Последние секвенирования генома N. vitripennis развязал важную потребность в молекулярных инструменты функционально характеризовать неизвестных генов в рамках этого вида23. ТРИФОСФАТЫ-Cas9 системы и многие другие инструменты гена редактирования, оказались полезными в расследовании функции гена для ряда организмов24. Однако для создания наследственные мутации, эти инструменты требуют выполнения эмбриона микроинъекций. Таким образом, продемонстрировал, Вот подробный визуальный метод, который включает ряд новшеств, которые позволяют эффективно N. vitripennis эмбриона микроинъекций.

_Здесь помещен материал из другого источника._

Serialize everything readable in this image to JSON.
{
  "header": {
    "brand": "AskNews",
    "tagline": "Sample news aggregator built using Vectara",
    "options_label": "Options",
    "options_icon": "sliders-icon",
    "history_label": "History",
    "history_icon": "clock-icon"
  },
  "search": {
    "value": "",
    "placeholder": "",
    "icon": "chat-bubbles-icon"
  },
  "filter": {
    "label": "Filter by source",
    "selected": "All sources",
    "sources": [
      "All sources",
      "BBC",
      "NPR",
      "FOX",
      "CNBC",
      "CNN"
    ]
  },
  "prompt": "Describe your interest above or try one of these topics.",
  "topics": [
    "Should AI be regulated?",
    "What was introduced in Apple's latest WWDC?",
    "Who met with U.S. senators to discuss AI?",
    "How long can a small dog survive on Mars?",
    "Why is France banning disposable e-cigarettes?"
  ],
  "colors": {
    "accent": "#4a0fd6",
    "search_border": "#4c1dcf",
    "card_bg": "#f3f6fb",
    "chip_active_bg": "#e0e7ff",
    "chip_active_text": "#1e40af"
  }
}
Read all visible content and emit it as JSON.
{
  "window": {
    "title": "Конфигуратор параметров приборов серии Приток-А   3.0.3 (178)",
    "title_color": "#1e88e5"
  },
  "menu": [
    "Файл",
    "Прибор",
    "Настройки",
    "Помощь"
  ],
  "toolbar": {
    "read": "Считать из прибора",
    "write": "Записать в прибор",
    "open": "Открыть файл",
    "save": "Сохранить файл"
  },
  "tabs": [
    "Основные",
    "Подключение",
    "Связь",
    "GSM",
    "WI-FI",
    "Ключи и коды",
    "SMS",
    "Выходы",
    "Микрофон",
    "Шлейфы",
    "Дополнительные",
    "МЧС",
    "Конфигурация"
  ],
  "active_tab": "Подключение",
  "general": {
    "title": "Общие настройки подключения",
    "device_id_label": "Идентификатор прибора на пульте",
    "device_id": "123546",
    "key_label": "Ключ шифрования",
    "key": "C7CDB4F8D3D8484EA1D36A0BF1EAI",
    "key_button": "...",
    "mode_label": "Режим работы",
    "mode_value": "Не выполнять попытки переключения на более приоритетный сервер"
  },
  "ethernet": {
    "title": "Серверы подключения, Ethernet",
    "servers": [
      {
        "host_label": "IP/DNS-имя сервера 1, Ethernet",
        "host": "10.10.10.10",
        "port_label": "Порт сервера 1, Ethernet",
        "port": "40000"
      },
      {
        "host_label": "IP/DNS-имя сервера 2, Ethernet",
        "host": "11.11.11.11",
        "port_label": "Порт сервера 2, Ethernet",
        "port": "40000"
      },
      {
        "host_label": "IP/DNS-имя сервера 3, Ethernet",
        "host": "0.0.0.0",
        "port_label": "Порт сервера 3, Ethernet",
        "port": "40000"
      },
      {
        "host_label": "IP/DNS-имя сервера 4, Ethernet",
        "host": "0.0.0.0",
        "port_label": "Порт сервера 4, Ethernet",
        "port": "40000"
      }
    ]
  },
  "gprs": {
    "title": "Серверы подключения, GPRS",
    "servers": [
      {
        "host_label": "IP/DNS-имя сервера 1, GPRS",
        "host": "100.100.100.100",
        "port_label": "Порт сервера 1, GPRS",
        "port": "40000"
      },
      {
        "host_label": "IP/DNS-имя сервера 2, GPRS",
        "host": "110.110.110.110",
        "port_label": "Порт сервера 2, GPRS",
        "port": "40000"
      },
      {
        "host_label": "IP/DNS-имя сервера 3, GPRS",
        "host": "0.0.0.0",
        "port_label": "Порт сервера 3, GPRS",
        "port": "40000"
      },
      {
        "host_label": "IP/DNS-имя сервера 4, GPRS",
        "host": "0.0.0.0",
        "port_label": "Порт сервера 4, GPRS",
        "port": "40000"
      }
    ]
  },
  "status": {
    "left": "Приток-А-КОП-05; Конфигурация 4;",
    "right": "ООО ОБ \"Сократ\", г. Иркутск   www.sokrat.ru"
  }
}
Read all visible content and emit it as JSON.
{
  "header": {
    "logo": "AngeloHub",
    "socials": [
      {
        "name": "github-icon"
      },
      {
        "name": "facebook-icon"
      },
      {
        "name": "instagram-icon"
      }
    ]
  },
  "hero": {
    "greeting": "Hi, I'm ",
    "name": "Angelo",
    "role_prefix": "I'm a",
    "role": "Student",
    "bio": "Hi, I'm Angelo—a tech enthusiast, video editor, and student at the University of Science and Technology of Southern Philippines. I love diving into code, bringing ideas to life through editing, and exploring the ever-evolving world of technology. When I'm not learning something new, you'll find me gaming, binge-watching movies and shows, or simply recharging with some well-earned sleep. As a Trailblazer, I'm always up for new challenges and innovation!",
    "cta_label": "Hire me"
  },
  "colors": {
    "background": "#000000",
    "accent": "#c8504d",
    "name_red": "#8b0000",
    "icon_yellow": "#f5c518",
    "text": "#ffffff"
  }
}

В целом, что этот подробный метод предлагает целый ряд важных нововведений, в отношении существующих методов23, позволяют для эффективного N. vitripennis эмбриона микроинъекций. Например чтобы облегчить быстрое коллекции эмбрионов, инструмент откладки яиц (пена пробкой) создается и используется для ограничения откладки яиц полностью к концу задняя узла (рис. 1), что значительно облегчает совокупность многочисленных эмбрионы в течение короткий период времени. Методы воспитания осы колоний с большим числом собрать большее количество яиц также улучшена и определены. Кроме того чтобы ускорить выравнивание эмбриона, разрабатывается эмбриона выравнивание устройство, которое позволяет эмбрионы эффективно согласовать и вводится без необходимости использования двухсторонняя клейкая лента для обеспечения эмбрионов в месте (рис. 3).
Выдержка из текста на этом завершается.